The response, needless to say, was overwhelming, with Crowe’s haunting cover of Leonard Cohen’s Hallelujah – played in full during the credits no less – serving as the bookend for the entire saga.
“I’ve been really embraced by this whole community of fans of Zack Snyder and DC and all this stuff just in the past few weeks since I’ve been able to talk about it,” Crowe said of the whirlwind surrounding the single and film’s release.
“It’s sort of beautiful to watch because the focus, I think, and what the fans really fought for was to get the art made the way that Zack intended it. That doesn’t happen a whole lot,” she adds.
“They (Zack and Debbie Snyder) really believe in the stories. And I think Zack really believes in the stories. And just from knowing him, he really cares about things and he really cares about art. As someone who is a musician that works with him, I can tell you I feel as though I have complete artistic agency when I’m doing something with Zack.”
Crowe’s relationship with the husband and wife team dates back to the dawn and infancy of YouTube, where the pair caught a glimpse of Crowe’s moving cover of Cohen’s iconic classic through happenstance.
What started as a curiosity evolved into a friendship, with Snyder determined to use Crowe’s take on Hallelujah in one of his feature-lengths. And while Crowe herself would appear in Snyder’s blockbuster Man of Steel in 2013, it would take nearly 15 years for the genesis of the idea to come full circle.
“Zack just kept trying to put me in movies, which is so amazing, because it is really just from a video that was up on YouTube,” Crowe laughs.
“The fact that Zack and Debbie just sort of came across it on YouTube is kind of amazing, but then they just kept trying to put me in movies until he physically put me in a movie. And now, gosh, I think it’s about a month and a half ago, I got a call from Zack that they were going to be using (Hallelujah) in the end credits and we had the discussion. Do we use the original or do we sort of come full circle and do a new version?”
‘Pretty wild experience’
Crowe would take to the Rotary Arts Centre in Corner Brook with her friend and frequent collaborator Adam Thistle to re-tool Hallelujah for Snyder’s Justice League. The end result would be poignant, haunting, and hit extremely close to home.
“I just sat there sort of like in a ball, just crying, like this is so surreal,” Crowe said upon seeing the finished product and hearing her voice on screen.
“I feel just hearing something on that scale, I was like, did one of my friends mute it and just play my album over it or something and then like the real credits would be revealed? It’s a pretty wild experience.”

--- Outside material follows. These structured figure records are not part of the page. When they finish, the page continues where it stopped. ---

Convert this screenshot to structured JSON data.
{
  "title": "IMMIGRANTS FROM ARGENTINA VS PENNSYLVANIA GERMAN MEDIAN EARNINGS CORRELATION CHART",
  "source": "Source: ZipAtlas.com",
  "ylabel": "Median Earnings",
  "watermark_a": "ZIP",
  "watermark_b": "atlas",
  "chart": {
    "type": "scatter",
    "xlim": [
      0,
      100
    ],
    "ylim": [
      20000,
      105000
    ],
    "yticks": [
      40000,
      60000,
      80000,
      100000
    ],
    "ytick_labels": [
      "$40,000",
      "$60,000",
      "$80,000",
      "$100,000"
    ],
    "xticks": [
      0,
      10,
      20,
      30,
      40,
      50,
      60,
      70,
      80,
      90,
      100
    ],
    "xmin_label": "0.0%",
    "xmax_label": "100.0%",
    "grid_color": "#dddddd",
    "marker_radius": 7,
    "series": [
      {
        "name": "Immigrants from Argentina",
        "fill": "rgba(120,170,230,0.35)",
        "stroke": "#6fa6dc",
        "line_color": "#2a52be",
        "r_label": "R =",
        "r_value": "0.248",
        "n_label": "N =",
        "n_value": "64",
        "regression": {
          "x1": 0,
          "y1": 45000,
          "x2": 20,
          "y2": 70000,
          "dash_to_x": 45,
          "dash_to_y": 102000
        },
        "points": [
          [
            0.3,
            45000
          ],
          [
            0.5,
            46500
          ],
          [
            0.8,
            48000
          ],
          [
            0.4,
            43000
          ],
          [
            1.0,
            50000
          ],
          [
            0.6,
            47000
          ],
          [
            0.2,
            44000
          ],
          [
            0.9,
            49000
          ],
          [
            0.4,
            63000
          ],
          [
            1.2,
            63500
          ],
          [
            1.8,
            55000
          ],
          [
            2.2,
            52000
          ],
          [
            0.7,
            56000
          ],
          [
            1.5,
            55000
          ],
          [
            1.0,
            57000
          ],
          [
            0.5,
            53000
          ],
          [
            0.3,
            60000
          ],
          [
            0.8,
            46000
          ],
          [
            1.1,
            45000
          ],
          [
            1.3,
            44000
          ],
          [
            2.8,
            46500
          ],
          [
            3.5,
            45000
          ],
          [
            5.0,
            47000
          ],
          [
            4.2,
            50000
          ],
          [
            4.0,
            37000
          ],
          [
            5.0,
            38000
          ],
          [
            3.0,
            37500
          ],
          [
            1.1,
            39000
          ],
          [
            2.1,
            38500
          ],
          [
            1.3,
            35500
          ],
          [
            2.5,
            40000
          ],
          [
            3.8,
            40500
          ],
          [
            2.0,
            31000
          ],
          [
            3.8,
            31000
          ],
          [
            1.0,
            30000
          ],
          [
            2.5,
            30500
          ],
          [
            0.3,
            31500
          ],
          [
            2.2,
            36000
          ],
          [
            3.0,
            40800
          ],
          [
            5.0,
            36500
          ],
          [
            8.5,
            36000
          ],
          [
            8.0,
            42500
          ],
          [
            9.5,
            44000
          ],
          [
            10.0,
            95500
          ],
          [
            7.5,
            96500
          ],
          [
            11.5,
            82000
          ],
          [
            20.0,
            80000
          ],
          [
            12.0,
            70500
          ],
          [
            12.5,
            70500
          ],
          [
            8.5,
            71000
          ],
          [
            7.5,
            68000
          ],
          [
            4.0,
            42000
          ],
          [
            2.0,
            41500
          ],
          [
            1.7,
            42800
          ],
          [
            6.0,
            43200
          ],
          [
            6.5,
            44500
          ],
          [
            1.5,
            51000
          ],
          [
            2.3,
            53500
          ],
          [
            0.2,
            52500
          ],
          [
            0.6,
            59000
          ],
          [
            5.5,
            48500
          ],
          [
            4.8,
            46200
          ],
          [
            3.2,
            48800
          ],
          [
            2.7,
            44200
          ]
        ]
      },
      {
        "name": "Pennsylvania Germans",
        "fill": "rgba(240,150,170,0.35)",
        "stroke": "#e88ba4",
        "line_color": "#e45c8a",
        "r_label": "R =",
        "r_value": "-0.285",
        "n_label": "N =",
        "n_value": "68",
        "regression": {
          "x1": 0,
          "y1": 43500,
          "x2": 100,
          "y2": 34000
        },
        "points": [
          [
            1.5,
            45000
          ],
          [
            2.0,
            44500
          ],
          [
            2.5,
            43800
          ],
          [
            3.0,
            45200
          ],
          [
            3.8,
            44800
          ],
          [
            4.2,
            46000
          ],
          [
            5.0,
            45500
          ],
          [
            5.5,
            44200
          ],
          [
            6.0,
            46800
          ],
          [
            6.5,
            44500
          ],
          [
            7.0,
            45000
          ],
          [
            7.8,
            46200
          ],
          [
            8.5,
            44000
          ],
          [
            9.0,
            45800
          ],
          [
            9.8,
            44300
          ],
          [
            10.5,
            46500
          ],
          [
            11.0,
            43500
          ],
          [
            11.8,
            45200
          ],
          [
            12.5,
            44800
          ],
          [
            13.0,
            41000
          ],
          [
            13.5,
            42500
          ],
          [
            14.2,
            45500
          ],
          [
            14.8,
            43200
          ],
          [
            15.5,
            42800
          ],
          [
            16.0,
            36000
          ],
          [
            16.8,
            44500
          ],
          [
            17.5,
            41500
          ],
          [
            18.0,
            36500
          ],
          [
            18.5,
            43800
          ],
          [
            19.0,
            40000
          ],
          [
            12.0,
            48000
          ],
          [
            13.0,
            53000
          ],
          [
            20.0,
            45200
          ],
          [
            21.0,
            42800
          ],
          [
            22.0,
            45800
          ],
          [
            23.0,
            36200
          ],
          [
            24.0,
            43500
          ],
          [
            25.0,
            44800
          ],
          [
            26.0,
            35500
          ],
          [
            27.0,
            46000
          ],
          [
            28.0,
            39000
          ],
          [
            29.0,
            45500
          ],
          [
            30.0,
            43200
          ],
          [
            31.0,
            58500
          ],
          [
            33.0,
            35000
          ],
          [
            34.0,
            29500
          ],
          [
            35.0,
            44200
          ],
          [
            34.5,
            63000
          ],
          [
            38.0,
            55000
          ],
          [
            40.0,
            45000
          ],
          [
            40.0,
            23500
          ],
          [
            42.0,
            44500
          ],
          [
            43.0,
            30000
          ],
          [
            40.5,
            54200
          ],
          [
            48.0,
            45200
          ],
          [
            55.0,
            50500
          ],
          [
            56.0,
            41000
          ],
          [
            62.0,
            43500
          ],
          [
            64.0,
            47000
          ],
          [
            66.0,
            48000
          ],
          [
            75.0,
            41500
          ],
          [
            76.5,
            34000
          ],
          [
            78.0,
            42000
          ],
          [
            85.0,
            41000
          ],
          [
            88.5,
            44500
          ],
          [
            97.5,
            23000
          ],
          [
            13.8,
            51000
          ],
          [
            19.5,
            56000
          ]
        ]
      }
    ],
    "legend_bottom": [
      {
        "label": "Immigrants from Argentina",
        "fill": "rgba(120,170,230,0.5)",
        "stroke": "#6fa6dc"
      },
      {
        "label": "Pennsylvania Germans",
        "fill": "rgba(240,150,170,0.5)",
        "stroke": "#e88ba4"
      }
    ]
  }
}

The single itself holds immense weight and significance to the Snyder’s. Hallelujah was the favourite song of Zack and Debbie’s daughter Autumn, who tragically took her own life in March of 2017, leading to both Zack and Debbie (the film’s producer) vacating the project. The film, and song, were dedicated to Autumn’s memory.
“That’s what means the most,” Crowe said emotionally. “You know, as a musician, personally, I do this in a form of communication and healing. And for me music is really healing. I think as an artist, as a musician, as a performer, and often I feel this way live, if I can help someone out in a time that’s really, really just unimaginably difficult, I think that’s sort of part of what I do. So it means everything that it could bring at least some sort of comfort in that really devastating time.”
For Crowe, coming full circle with her collaboration with one of Hollywood’s most sought-after kings of the blockbuster, the future, and her passion and artistry, are as limitless as that of the heroes of the silver screen.
“This feels like a continuation maybe more than a full new start, but like a continuation of something that sort of started in a really interesting, very online way a long time ago,” Crowe shared reflectively.
“It gives me almost nostalgic feelings of back in the day of fans gathering together to just make something beautiful happen, just on a much larger scale.”